Cross contamination is a fancy name for when bacteria moves from one surface to another via some form of direct contact. For instance, in a commercial kitchen, it can occur when a knife used to skin a chicken is then used to cut meat. Any bacteria in the chicken can now be transferred to the meat.
But cross-contamination can refer to more than just bacteria. It can also include toxins, viruses, germs, pathogens, or similar contaminants found on one surface which are then transferred to another. The big problem with cross contamination is that very often these contaminated surfaces are then touched by people.
When this happens, if someone eats something from a contaminated surface, with contaminated utensils, or touches their mouths, nose, or eyes, with contaminated hands, those contaminants are now spread, and if they are a health risk, can cause someone to get sick, often very seriously.
So how can we reduce cross-contamination? Interestingly, because the goal of cleaning is to protect human health, proper and effective cleaning is one of the best ways to minimize cross-contamination. Some of these ways include the following:
Avoid using sponges. While they may appear clean, sponges can be a significant source of contaminants because bacteria and other pathogens are invisible to the human eye. Cleaning cloths can also spread contaminants. If cleaning cloths are used, change them frequently.
Realize that floors can spread contamination. We may not realize it, but we touch floors directly or indirectly by as much as 50 times per day. If the floor is contaminated, those pathogens may now be on our hands. When mopping floors, empty buckets frequently, ideally after each room cleaned, and change mop heads frequently. This can reduce the spread of pathogens. If using a disinfectant, use a broad-range disinfectant. This type of disinfectant can kill a wide variety of germs and bacteria.
Use disinfectants on high touch areas. Disinfectants should be used on any surfaces touched by many people. This can include desks, pencil sharpeners, door handles, water fountains, dispensers, flush valves, etc. Always remember to clean these surfaces first with an all-purpose cleaner, and then clean again with a disinfectant.

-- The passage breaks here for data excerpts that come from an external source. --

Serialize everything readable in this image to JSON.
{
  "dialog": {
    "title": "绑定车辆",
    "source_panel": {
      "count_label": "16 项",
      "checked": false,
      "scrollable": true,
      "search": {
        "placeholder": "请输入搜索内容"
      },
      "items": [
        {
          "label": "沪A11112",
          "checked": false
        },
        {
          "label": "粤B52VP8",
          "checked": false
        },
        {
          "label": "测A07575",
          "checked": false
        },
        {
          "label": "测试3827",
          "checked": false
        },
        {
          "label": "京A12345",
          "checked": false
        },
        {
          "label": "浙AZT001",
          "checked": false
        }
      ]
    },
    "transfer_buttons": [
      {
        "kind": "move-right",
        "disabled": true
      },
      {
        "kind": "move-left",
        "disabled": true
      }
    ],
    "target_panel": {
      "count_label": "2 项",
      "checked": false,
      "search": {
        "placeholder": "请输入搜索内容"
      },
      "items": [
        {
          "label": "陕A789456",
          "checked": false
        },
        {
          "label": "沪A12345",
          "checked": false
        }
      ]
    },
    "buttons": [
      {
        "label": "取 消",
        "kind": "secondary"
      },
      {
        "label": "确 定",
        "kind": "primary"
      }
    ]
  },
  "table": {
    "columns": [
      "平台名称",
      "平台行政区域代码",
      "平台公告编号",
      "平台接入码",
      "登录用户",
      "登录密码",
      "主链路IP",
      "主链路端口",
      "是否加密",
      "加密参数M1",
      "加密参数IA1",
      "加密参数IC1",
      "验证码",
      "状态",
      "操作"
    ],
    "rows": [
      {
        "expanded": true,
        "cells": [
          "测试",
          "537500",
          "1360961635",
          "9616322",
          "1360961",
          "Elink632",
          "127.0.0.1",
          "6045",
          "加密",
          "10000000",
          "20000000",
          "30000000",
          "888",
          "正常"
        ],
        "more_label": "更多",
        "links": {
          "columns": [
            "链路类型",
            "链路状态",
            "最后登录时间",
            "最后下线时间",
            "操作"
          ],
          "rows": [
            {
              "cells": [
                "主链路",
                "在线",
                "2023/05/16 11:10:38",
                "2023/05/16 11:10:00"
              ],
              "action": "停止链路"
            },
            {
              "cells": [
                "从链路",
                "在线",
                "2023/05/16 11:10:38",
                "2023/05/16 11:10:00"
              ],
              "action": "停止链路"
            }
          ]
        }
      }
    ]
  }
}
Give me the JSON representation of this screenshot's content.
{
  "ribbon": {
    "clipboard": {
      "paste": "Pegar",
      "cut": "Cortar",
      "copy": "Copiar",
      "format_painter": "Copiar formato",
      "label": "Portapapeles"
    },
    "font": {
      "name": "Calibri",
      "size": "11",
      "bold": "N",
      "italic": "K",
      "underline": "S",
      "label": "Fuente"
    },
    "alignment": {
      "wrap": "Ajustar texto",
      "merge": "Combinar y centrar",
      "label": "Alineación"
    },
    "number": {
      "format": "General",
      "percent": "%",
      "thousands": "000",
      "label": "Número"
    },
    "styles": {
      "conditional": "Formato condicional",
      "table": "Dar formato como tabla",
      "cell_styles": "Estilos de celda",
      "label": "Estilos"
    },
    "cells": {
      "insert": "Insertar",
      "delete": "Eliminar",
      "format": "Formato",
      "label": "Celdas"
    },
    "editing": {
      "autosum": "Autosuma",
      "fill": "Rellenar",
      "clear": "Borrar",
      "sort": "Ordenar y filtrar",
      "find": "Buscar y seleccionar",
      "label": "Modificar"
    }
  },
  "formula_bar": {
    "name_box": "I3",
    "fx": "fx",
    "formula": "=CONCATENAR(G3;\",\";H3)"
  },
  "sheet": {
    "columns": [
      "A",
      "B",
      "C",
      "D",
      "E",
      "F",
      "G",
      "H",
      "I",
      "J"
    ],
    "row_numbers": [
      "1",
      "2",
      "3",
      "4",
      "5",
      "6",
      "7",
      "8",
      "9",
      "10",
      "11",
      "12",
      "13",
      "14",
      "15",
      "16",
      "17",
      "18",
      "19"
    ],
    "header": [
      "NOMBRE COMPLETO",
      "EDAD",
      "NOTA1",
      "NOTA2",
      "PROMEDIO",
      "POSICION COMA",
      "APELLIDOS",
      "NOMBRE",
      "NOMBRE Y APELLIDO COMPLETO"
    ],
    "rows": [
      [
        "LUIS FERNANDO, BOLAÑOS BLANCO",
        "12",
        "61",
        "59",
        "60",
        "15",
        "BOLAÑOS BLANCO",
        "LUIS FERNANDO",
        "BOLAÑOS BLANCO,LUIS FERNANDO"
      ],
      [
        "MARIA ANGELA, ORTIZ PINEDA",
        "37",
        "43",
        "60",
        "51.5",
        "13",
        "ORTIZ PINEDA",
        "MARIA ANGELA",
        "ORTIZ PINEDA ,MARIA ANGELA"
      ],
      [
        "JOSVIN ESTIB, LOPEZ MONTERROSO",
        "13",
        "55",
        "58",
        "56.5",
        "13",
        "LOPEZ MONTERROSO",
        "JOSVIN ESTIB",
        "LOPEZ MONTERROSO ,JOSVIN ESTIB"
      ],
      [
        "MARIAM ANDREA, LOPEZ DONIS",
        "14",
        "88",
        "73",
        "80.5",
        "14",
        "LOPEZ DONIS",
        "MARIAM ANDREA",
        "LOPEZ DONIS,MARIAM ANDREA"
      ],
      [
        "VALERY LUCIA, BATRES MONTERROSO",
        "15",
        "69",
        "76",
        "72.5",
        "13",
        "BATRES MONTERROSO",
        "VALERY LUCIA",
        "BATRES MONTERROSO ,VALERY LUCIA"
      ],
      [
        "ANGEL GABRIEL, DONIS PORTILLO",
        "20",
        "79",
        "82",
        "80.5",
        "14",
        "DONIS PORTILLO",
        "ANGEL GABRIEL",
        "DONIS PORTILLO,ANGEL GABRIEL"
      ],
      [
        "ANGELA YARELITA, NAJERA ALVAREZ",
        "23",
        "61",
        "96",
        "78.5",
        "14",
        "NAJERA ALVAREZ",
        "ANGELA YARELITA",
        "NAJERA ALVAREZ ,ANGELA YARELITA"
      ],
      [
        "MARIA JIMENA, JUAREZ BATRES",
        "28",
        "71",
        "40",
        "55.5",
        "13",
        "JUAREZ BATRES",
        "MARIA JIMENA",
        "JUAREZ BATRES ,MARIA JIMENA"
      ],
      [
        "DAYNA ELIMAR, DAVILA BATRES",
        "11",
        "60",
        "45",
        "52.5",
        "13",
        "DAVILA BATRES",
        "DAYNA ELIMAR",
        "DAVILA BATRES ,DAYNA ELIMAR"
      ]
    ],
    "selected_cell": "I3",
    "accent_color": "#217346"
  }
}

Test surfaces. Years ago, the only way to test the cleaning effectiveness of surfaces was to swab surfaces, then swab a Petri’s dish, and then wait two to four days for the results. Now we have options that are much faster. For instance, ATP monitoring devices can indicate if ATP is present on a surface within 15 seconds. While its presence does not indicate a specific pathogen is present, it is an indication that they may be present, and more effective cleaning is called for. Additionally, UV light devices can be used on many surfaces to see if pathogens are present.
Keep cleaning equipment cleaning. Cleaning equipment can spread contaminants. It’s easy to see how this can happen with dirty mops, sponges, cleaning cloths, etc. But contaminants can also gather on floor machines, vacuum cleaners, as well as cleaning tools. Keep them clean and allow them to thoroughly air dry between uses.
Keep cleaning equipment off the floor. Related to this, it is always best to keep cleaning tools off the floor. If moisture or liquids are spilled on the floor, they can collect under cleaning equipment touching the floor. Additionally, keeping cleaning items off the floor helps ensure they air dry. Most pathogens die quickly when there is little or no moisture present.
Select the right cleaning solutions. The types of cleaning solutions used can have a very direct impact on cross contamination. Work with an astute janitorial distributor to help select the best cleaning solutions that meet your cleaning and disinfecting needs.
Finally, stay aware. Just knowing how contaminants spread is one of the most effective ways to reduce cross contamination. As in so many situations, when it comes to protecting human health and preventing cross-contamination, knowledge is indeed power.